问题
In Facebook's Watchman application, somewhere in the docs it says this:
Most systems have a finite limit on the number of directories that can be watched effectively; when that limit is exceeded the performance and reliability of filesystem watching is degraded, sometimes to the point that it ceases to function.
This seems vague to me. Before it "ceases to function", what exactly can I expect to happen if I start watching too many files? And are we talking 100 files, 1,000 files, 100,000 files..? (I realise this number will vary on different systems, but some rough idea of a sensible limit for a modern Unix laptop would be useful).
I have a use case that would involve watching an entire node_modules
folder (which contains thousands of files in deeply nested subdirectories), and I want to know before I start work on this whether it's a complete non-starter.
回答1:
Sorry if those docs aren't as clear as you might like.
First up, we built watchman specifically to accelerate tools that have to operate on extremely large trees, particularly this one, that has only continued to have gotten bigger and bigger since this was written:
https://code.facebook.com/posts/218678814984400/scaling-mercurial-at-facebook/
Facebook's main source repository is enormous--many times larger than even the Linux kernel, which checked in at 17 million lines of code and 44,000 files in 2013
I don't have any more recent public numbers on the repo size that I can share to hand at the moment, but the main point here is that this should work just fine for the very vast majority of applications.
Now to the behavior of the system when limits are exceeded. The answer depends on which operating system you're using.
There are 2 main system limits that impact this behavior; one of them is a direct limit on the number of watched items; when it is exceeded, you cannot watch anything else. When running on Linux, Watchman will treat this case as unrecoverable and flag itself as poisoned; when in this state, it is impossible for it to accurately report on file changes within the scope of the number of directories that are being watched until you raise the system limit, or give up on trying to watch that part of the filesystem.
When running on OS X, Watchman can't tell if this limit is exceeded due to poor diagnostics in the fsevents API; the best we can tell if that we were unable to initiate a watch. Because fsevents doesn't tell us what is going on, and because this limit is not user configurable, we can't put the process into a poisoned state.
The other system limit is on the number of items that the kernel has buffered up for the watchman process to consume. If that buffer is overflowed the kernel will start to drop change notifications. It will inform watchman that it did so and this will cause watchman to perform a (likely, given that the tree is presumably large) expensive tree recrawl to make sure that it can (re-)discover any changes that it might have missed due to the overflow.
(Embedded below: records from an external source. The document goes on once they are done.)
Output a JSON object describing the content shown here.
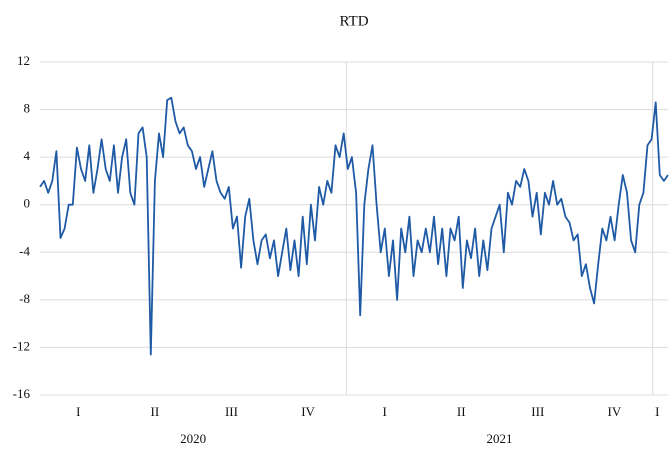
{
  "chart_data": {
    "type": "line",
    "title": "RTD",
    "quarter_labels": [
      "I",
      "II",
      "III",
      "IV",
      "I",
      "II",
      "III",
      "IV",
      "I"
    ],
    "year_labels": [
      "2020",
      "2021"
    ],
    "ylim": [
      -16,
      12
    ],
    "yticks": [
      -16,
      -12,
      -8,
      -4,
      0,
      4,
      8,
      12
    ],
    "grid": true,
    "series": [
      {
        "name": "RTD",
        "color": "#1f5aa6",
        "values": [
          1.5,
          2,
          1,
          2,
          4.5,
          -2.8,
          -2,
          0,
          0,
          4.8,
          3,
          2,
          5,
          1,
          3,
          5.5,
          3,
          2,
          5,
          1,
          4,
          5.5,
          1,
          0,
          6,
          6.5,
          4,
          -12.6,
          2,
          6,
          4,
          8.8,
          9,
          7,
          6,
          6.5,
          5,
          4.5,
          3,
          4,
          1.5,
          3,
          4.5,
          2,
          1,
          0.5,
          1.5,
          -2,
          -1,
          -5.3,
          -1,
          0.5,
          -3,
          -5,
          -3,
          -2.5,
          -4.5,
          -3,
          -6,
          -4,
          -2,
          -5.5,
          -3,
          -6,
          -1,
          -5,
          0,
          -3,
          1.5,
          0,
          2,
          1,
          5,
          4,
          6,
          3,
          4,
          1,
          -9.3,
          0,
          3,
          5,
          0,
          -4,
          -2,
          -6,
          -3,
          -8,
          -2,
          -4,
          -1,
          -6,
          -3,
          -4,
          -2,
          -4,
          -1,
          -5,
          -2,
          -6,
          -2,
          -3,
          -1,
          -7,
          -3,
          -4.5,
          -2,
          -6,
          -3,
          -5.5,
          -2,
          -1,
          0,
          -4,
          1,
          0,
          2,
          1.5,
          3,
          2,
          -1,
          1,
          -2.5,
          1,
          0,
          2,
          0,
          0.5,
          -1,
          -1.5,
          -3,
          -2.5,
          -6,
          -5,
          -7,
          -8.3,
          -5,
          -2,
          -3,
          -1,
          -3,
          0,
          2.5,
          1,
          -3,
          -4,
          0,
          1,
          5,
          5.5,
          8.6,
          2.5,
          2,
          2.5
        ]
      }
    ]
  }
}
OS X has a similar limit and similar recovery behavior, but does not allow the user to raise the limit. I've yet to observe this happening on OS X in the wild so I'm assuming that whatever this system limit defaults to is a pretty reasonable default.
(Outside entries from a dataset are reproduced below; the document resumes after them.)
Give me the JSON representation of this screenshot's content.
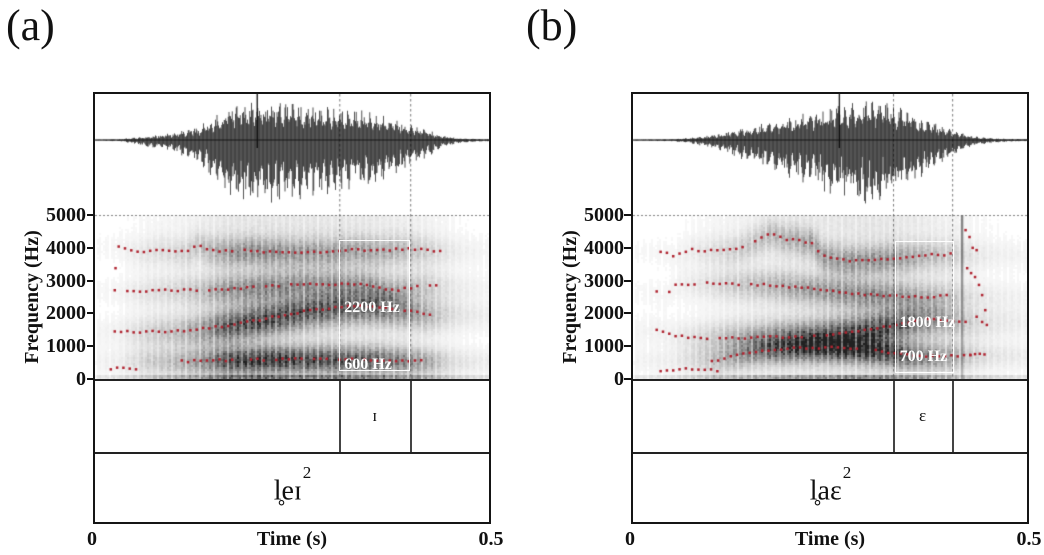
{
  "colors": {
    "formant_dot": "#b02430",
    "text": "#111111",
    "measure_box_border": "#ffffff"
  },
  "chart_data": [
    {
      "id": "a",
      "type": "spectrogram",
      "panel_label": "(a)",
      "word": "l̥eɪ",
      "tone": "2",
      "xlabel": "Time (s)",
      "ylabel": "Frequency (Hz)",
      "x_tick_labels": [
        "0",
        "0.5"
      ],
      "y_tick_labels": [
        "5000",
        "4000",
        "3000",
        "2000",
        "1000",
        "0"
      ],
      "xlim": [
        0,
        0.5
      ],
      "ylim": [
        0,
        5000
      ],
      "grid_5000hz_dotted": true,
      "cursor_t": 0.205,
      "segment": {
        "label": "ɪ",
        "t_start": 0.31,
        "t_end": 0.4
      },
      "measure_box": {
        "t_start": 0.31,
        "t_end": 0.4,
        "f_low": 240,
        "f_high": 4240,
        "labels": [
          {
            "text": "2200 Hz",
            "f": 2150
          },
          {
            "text": "600 Hz",
            "f": 420
          }
        ]
      },
      "waveform_envelope": [
        [
          0,
          0.01
        ],
        [
          0.03,
          0.02
        ],
        [
          0.05,
          0.06
        ],
        [
          0.07,
          0.12
        ],
        [
          0.1,
          0.18
        ],
        [
          0.13,
          0.35
        ],
        [
          0.15,
          0.6
        ],
        [
          0.17,
          0.9
        ],
        [
          0.2,
          1.0
        ],
        [
          0.23,
          1.0
        ],
        [
          0.26,
          0.9
        ],
        [
          0.29,
          0.85
        ],
        [
          0.32,
          0.8
        ],
        [
          0.35,
          0.75
        ],
        [
          0.38,
          0.55
        ],
        [
          0.4,
          0.42
        ],
        [
          0.42,
          0.28
        ],
        [
          0.44,
          0.12
        ],
        [
          0.46,
          0.05
        ],
        [
          0.48,
          0.03
        ],
        [
          0.5,
          0.02
        ]
      ],
      "formant_tracks": [
        {
          "name": "F4",
          "points": [
            [
              0.03,
              4050
            ],
            [
              0.04,
              3930
            ],
            [
              0.055,
              3870
            ],
            [
              0.07,
              3890
            ],
            [
              0.085,
              3950
            ],
            [
              0.1,
              3900
            ],
            [
              0.115,
              3870
            ],
            [
              0.13,
              4120
            ],
            [
              0.14,
              3960
            ],
            [
              0.155,
              3900
            ],
            [
              0.175,
              3890
            ],
            [
              0.195,
              3920
            ],
            [
              0.215,
              3880
            ],
            [
              0.235,
              3900
            ],
            [
              0.255,
              3860
            ],
            [
              0.275,
              3890
            ],
            [
              0.295,
              3870
            ],
            [
              0.315,
              3930
            ],
            [
              0.335,
              3950
            ],
            [
              0.355,
              3900
            ],
            [
              0.375,
              3950
            ],
            [
              0.395,
              3970
            ],
            [
              0.415,
              3940
            ],
            [
              0.44,
              3910
            ]
          ]
        },
        {
          "name": "F3",
          "points": [
            [
              0.025,
              2700
            ],
            [
              0.05,
              2670
            ],
            [
              0.08,
              2700
            ],
            [
              0.11,
              2710
            ],
            [
              0.14,
              2690
            ],
            [
              0.17,
              2740
            ],
            [
              0.2,
              2790
            ],
            [
              0.23,
              2840
            ],
            [
              0.26,
              2890
            ],
            [
              0.29,
              2900
            ],
            [
              0.31,
              2880
            ],
            [
              0.33,
              2900
            ],
            [
              0.35,
              2840
            ],
            [
              0.365,
              2740
            ],
            [
              0.38,
              2700
            ],
            [
              0.4,
              2790
            ],
            [
              0.42,
              2850
            ],
            [
              0.435,
              2830
            ]
          ]
        },
        {
          "name": "F2",
          "points": [
            [
              0.025,
              1450
            ],
            [
              0.05,
              1440
            ],
            [
              0.075,
              1450
            ],
            [
              0.1,
              1460
            ],
            [
              0.13,
              1510
            ],
            [
              0.16,
              1610
            ],
            [
              0.19,
              1730
            ],
            [
              0.22,
              1860
            ],
            [
              0.25,
              2000
            ],
            [
              0.28,
              2110
            ],
            [
              0.3,
              2170
            ],
            [
              0.32,
              2200
            ],
            [
              0.34,
              2220
            ],
            [
              0.36,
              2200
            ],
            [
              0.38,
              2150
            ],
            [
              0.4,
              2080
            ],
            [
              0.415,
              2010
            ],
            [
              0.43,
              1980
            ]
          ]
        },
        {
          "name": "F1",
          "points": [
            [
              0.11,
              540
            ],
            [
              0.14,
              560
            ],
            [
              0.17,
              580
            ],
            [
              0.2,
              590
            ],
            [
              0.23,
              600
            ],
            [
              0.26,
              610
            ],
            [
              0.29,
              605
            ],
            [
              0.32,
              600
            ],
            [
              0.35,
              590
            ],
            [
              0.38,
              575
            ],
            [
              0.405,
              560
            ],
            [
              0.42,
              545
            ]
          ]
        },
        {
          "name": "L-low",
          "points": [
            [
              0.02,
              300
            ],
            [
              0.03,
              325
            ],
            [
              0.04,
              335
            ],
            [
              0.05,
              320
            ],
            [
              0.06,
              300
            ]
          ]
        },
        {
          "name": "stray",
          "scatter": true,
          "points": [
            [
              0.026,
              3380
            ]
          ]
        }
      ]
    },
    {
      "id": "b",
      "type": "spectrogram",
      "panel_label": "(b)",
      "word": "l̥aɛ",
      "tone": "2",
      "xlabel": "Time (s)",
      "ylabel": "Frequency (Hz)",
      "x_tick_labels": [
        "0",
        "0.5"
      ],
      "y_tick_labels": [
        "5000",
        "4000",
        "3000",
        "2000",
        "1000",
        "0"
      ],
      "xlim": [
        0,
        0.5
      ],
      "ylim": [
        0,
        5000
      ],
      "grid_5000hz_dotted": true,
      "cursor_t": 0.261,
      "segment": {
        "label": "ɛ",
        "t_start": 0.33,
        "t_end": 0.405
      },
      "measure_box": {
        "t_start": 0.332,
        "t_end": 0.407,
        "f_low": 180,
        "f_high": 4210,
        "labels": [
          {
            "text": "1800 Hz",
            "f": 1700
          },
          {
            "text": "700 Hz",
            "f": 680
          }
        ]
      },
      "waveform_envelope": [
        [
          0,
          0.01
        ],
        [
          0.05,
          0.02
        ],
        [
          0.07,
          0.05
        ],
        [
          0.09,
          0.1
        ],
        [
          0.12,
          0.22
        ],
        [
          0.15,
          0.35
        ],
        [
          0.18,
          0.5
        ],
        [
          0.21,
          0.65
        ],
        [
          0.24,
          0.8
        ],
        [
          0.27,
          0.95
        ],
        [
          0.3,
          1.0
        ],
        [
          0.32,
          0.95
        ],
        [
          0.34,
          0.8
        ],
        [
          0.36,
          0.6
        ],
        [
          0.38,
          0.45
        ],
        [
          0.4,
          0.3
        ],
        [
          0.42,
          0.15
        ],
        [
          0.44,
          0.07
        ],
        [
          0.46,
          0.04
        ],
        [
          0.5,
          0.02
        ]
      ],
      "formant_tracks": [
        {
          "name": "F4",
          "points": [
            [
              0.035,
              3900
            ],
            [
              0.05,
              3760
            ],
            [
              0.06,
              3820
            ],
            [
              0.075,
              3940
            ],
            [
              0.09,
              3900
            ],
            [
              0.105,
              3940
            ],
            [
              0.12,
              3910
            ],
            [
              0.135,
              4000
            ],
            [
              0.15,
              4150
            ],
            [
              0.165,
              4330
            ],
            [
              0.175,
              4450
            ],
            [
              0.185,
              4340
            ],
            [
              0.195,
              4240
            ],
            [
              0.205,
              4300
            ],
            [
              0.215,
              4160
            ],
            [
              0.225,
              4210
            ],
            [
              0.24,
              3760
            ],
            [
              0.255,
              3660
            ],
            [
              0.275,
              3610
            ],
            [
              0.295,
              3630
            ],
            [
              0.315,
              3660
            ],
            [
              0.335,
              3700
            ],
            [
              0.355,
              3740
            ],
            [
              0.375,
              3790
            ],
            [
              0.39,
              3770
            ],
            [
              0.405,
              3810
            ]
          ]
        },
        {
          "name": "F3",
          "points": [
            [
              0.03,
              2650
            ],
            [
              0.04,
              2550
            ],
            [
              0.055,
              2880
            ],
            [
              0.07,
              2900
            ],
            [
              0.09,
              2920
            ],
            [
              0.11,
              2900
            ],
            [
              0.13,
              2900
            ],
            [
              0.15,
              2890
            ],
            [
              0.17,
              2870
            ],
            [
              0.19,
              2840
            ],
            [
              0.21,
              2790
            ],
            [
              0.23,
              2740
            ],
            [
              0.25,
              2690
            ],
            [
              0.27,
              2630
            ],
            [
              0.29,
              2590
            ],
            [
              0.31,
              2560
            ],
            [
              0.33,
              2540
            ],
            [
              0.35,
              2520
            ],
            [
              0.37,
              2500
            ],
            [
              0.39,
              2520
            ],
            [
              0.405,
              2550
            ]
          ]
        },
        {
          "name": "F2",
          "points": [
            [
              0.03,
              1480
            ],
            [
              0.045,
              1380
            ],
            [
              0.06,
              1300
            ],
            [
              0.08,
              1260
            ],
            [
              0.1,
              1250
            ],
            [
              0.13,
              1250
            ],
            [
              0.16,
              1265
            ],
            [
              0.19,
              1285
            ],
            [
              0.22,
              1310
            ],
            [
              0.25,
              1360
            ],
            [
              0.27,
              1410
            ],
            [
              0.29,
              1470
            ],
            [
              0.31,
              1550
            ],
            [
              0.33,
              1650
            ],
            [
              0.35,
              1740
            ],
            [
              0.37,
              1800
            ],
            [
              0.385,
              1820
            ],
            [
              0.4,
              1800
            ],
            [
              0.415,
              1770
            ],
            [
              0.43,
              1745
            ]
          ]
        },
        {
          "name": "F1",
          "points": [
            [
              0.1,
              560
            ],
            [
              0.115,
              620
            ],
            [
              0.13,
              700
            ],
            [
              0.145,
              780
            ],
            [
              0.16,
              850
            ],
            [
              0.18,
              900
            ],
            [
              0.2,
              930
            ],
            [
              0.22,
              950
            ],
            [
              0.24,
              960
            ],
            [
              0.26,
              950
            ],
            [
              0.28,
              930
            ],
            [
              0.3,
              890
            ],
            [
              0.32,
              830
            ],
            [
              0.34,
              770
            ],
            [
              0.36,
              725
            ],
            [
              0.38,
              700
            ],
            [
              0.4,
              700
            ],
            [
              0.415,
              715
            ],
            [
              0.43,
              725
            ]
          ]
        },
        {
          "name": "L-low",
          "points": [
            [
              0.035,
              260
            ],
            [
              0.05,
              290
            ],
            [
              0.065,
              300
            ],
            [
              0.08,
              290
            ],
            [
              0.095,
              270
            ],
            [
              0.11,
              255
            ]
          ]
        },
        {
          "name": "release",
          "scatter": true,
          "points": [
            [
              0.422,
              4540
            ],
            [
              0.427,
              4330
            ],
            [
              0.431,
              4000
            ],
            [
              0.436,
              3930
            ],
            [
              0.424,
              3380
            ],
            [
              0.429,
              3230
            ],
            [
              0.434,
              3110
            ],
            [
              0.439,
              2870
            ],
            [
              0.443,
              2560
            ],
            [
              0.447,
              2100
            ],
            [
              0.436,
              1900
            ],
            [
              0.443,
              1740
            ],
            [
              0.449,
              1650
            ],
            [
              0.428,
              740
            ],
            [
              0.434,
              760
            ],
            [
              0.44,
              770
            ],
            [
              0.446,
              750
            ]
          ]
        }
      ]
    }
  ]
}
As for practical limits for various file sizes, it really depends on your system; the filesystem, the storage device, the CPU power and the other applications you may be running on that system impact the rate at which changes can be applied to the filesystem and reported by the kernel, and the rate at which your system will be able to consume the events from the kernel.
The rate at which you change those files is a big factor; if you have a very large and busy tree that changes frequently (>100's of engineers making multiple commits per day and rebasing frequently) then you have an increased risk of hitting the recrawl case.
There's no one-size-fits-all answer for tuning the system limits; you'll need to try it out and bump up the limits if/when you hit them.